When I was first sober I remember that a lot of my friends and family were worried about inviting me certain places because they didn’t want to put me in a bad spot or make me feel uncomfortable. Because, at the time, I was just so good at communicating with them, I never asked why I wasn’t being invited anywhere and I decided to go with the tried and true method of assuming rather than actually asking. As you might imagine, this didn’t go over well. I started to hold a resentment and because of that reached out less and they of course had no idea what was going on because A) I wasn’t saying anything and B) I wasn’t reaching out. Hey! Way to go AJ!
I think a lot of my hesitation to reach out to friends and family about social events was that really, I was afraid of rejection, that they would say “no, we don’t want you here.” Rejection is such a scary thing to deal with whether you are just getting sober or not. What I have learned though is that regardless of the fear of rejection, I still want to be involved with other people especially those who matter to me most – friends and family. With a little help, I knew that I needed to start somewhere, I needed a baseline of trust with everyone in regards to venturing back out into the social world. After all, it was the summer and I wasn’t going to just sit inside all day by myself. For me, isolation has never really worked out and I needed to work on a solid tan. I decided to reach out to the friends that I felt truly closest to and therefore, most comfortable bringing this vulnerability to. I scheduled us getting together for some dinner and made it a 1v1 situation because I was way too scared to bring this conversation up to everyone at once. To be honest, I had no idea how to start the conversation but I knew that this person was someone who was caring, supportive and would hear what I had to say. I’m a big believer that you can’t fake being genuine and honest and if I stuck to those two principles, I knew I would be OK.

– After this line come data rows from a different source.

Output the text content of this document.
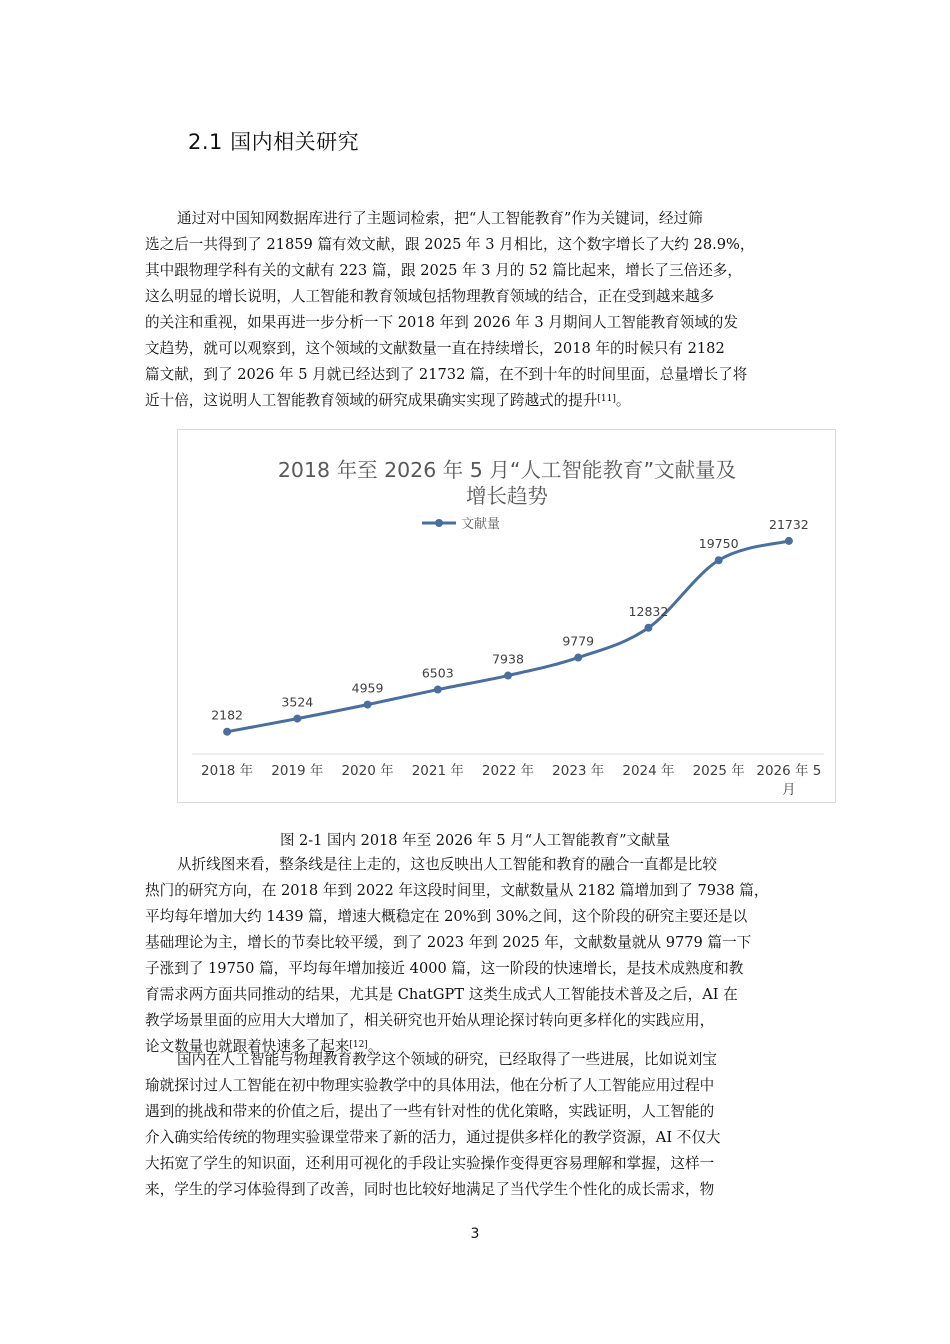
2.1 国内相关研究
通过对中国知网数据库进行了主题词检索，把“人工智能教育”作为关键词，经过筛
选之后一共得到了 21859 篇有效文献，跟 2025 年 3 月相比，这个数字增长了大约 28.9%，
其中跟物理学科有关的文献有 223 篇，跟 2025 年 3 月的 52 篇比起来，增长了三倍还多，
这么明显的增长说明，人工智能和教育领域包括物理教育领域的结合，正在受到越来越多
的关注和重视，如果再进一步分析一下 2018 年到 2026 年 3 月期间人工智能教育领域的发
文趋势，就可以观察到，这个领域的文献数量一直在持续增长，2018 年的时候只有 2182
篇文献，到了 2026 年 5 月就已经达到了 21732 篇，在不到十年的时间里面，总量增长了将
近十倍，这说明人工智能教育领域的研究成果确实实现了跨越式的提升[11]。
2018 年至 2026 年 5 月“人工智能教育”文献量及
增长趋势
文献量
2182
3524
4959
6503
7938
9779
12832
19750
21732
2018 年 2019 年 2020 年 2021 年 2022 年 2023 年 2024 年 2025 年 2026 年 5 月
图 2-1 国内 2018 年至 2026 年 5 月“人工智能教育”文献量
从折线图来看，整条线是往上走的，这也反映出人工智能和教育的融合一直都是比较
热门的研究方向，在 2018 年到 2022 年这段时间里，文献数量从 2182 篇增加到了 7938 篇，
平均每年增加大约 1439 篇，增速大概稳定在 20%到 30%之间，这个阶段的研究主要还是以
基础理论为主，增长的节奏比较平缓，到了 2023 年到 2025 年，文献数量就从 9779 篇一下
子涨到了 19750 篇，平均每年增加接近 4000 篇，这一阶段的快速增长，是技术成熟度和教
育需求两方面共同推动的结果，尤其是 ChatGPT 这类生成式人工智能技术普及之后，AI 在
教学场景里面的应用大大增加了，相关研究也开始从理论探讨转向更多样化的实践应用，
论文数量也就跟着快速多了起来[12]。
国内在人工智能与物理教育教学这个领域的研究，已经取得了一些进展，比如说刘宝
瑜就探讨过人工智能在初中物理实验教学中的具体用法，他在分析了人工智能应用过程中
遇到的挑战和带来的价值之后，提出了一些有针对性的优化策略，实践证明，人工智能的
介入确实给传统的物理实验课堂带来了新的活力，通过提供多样化的教学资源，AI 不仅大
大拓宽了学生的知识面，还利用可视化的手段让实验操作变得更容易理解和掌握，这样一
来，学生的学习体验得到了改善，同时也比较好地满足了当代学生个性化的成长需求，物
3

We got to dinner and I was like a 6-year-old getting a gift – there was no intro; just right into ripping apart the wrapping paper. “Why don’t you guys invite me anywhere?” was met with a perfectly good response – “I didn’t know how you felt about being around drinking and partying and I would never want to put you in a bad spot.” I felt a little dumb because it was such a thoughtful response and I knew that he had my best interest at heart. That help that I referred to earlier was my sister. She told me that I won’t get anything that I don’t ask for. With that in mind, I simply asked that going forward, if I could get included in plans and be given the option of whether or not to say no, it would be really helpful. I explained to him that my sobriety was first and foremost the most important thing to me and something that I did not want to jeopardize. Having said that, I was still me and I still wanted to be social and be in the mix. His response was perfect – “I didn’t know you felt that way and I am so happy you said something.”
I’ve learned that I don’t get anything that I don’t ask for, especially invitations to social events, hangouts, parties, etc. I didn’t get sober so that I could hide from the world. In fact, it was quite the opposite. I got sober so that I could enjoy the things and the people in my life. If I don’t communicate that to the people around me though, they’ll never know how I feel.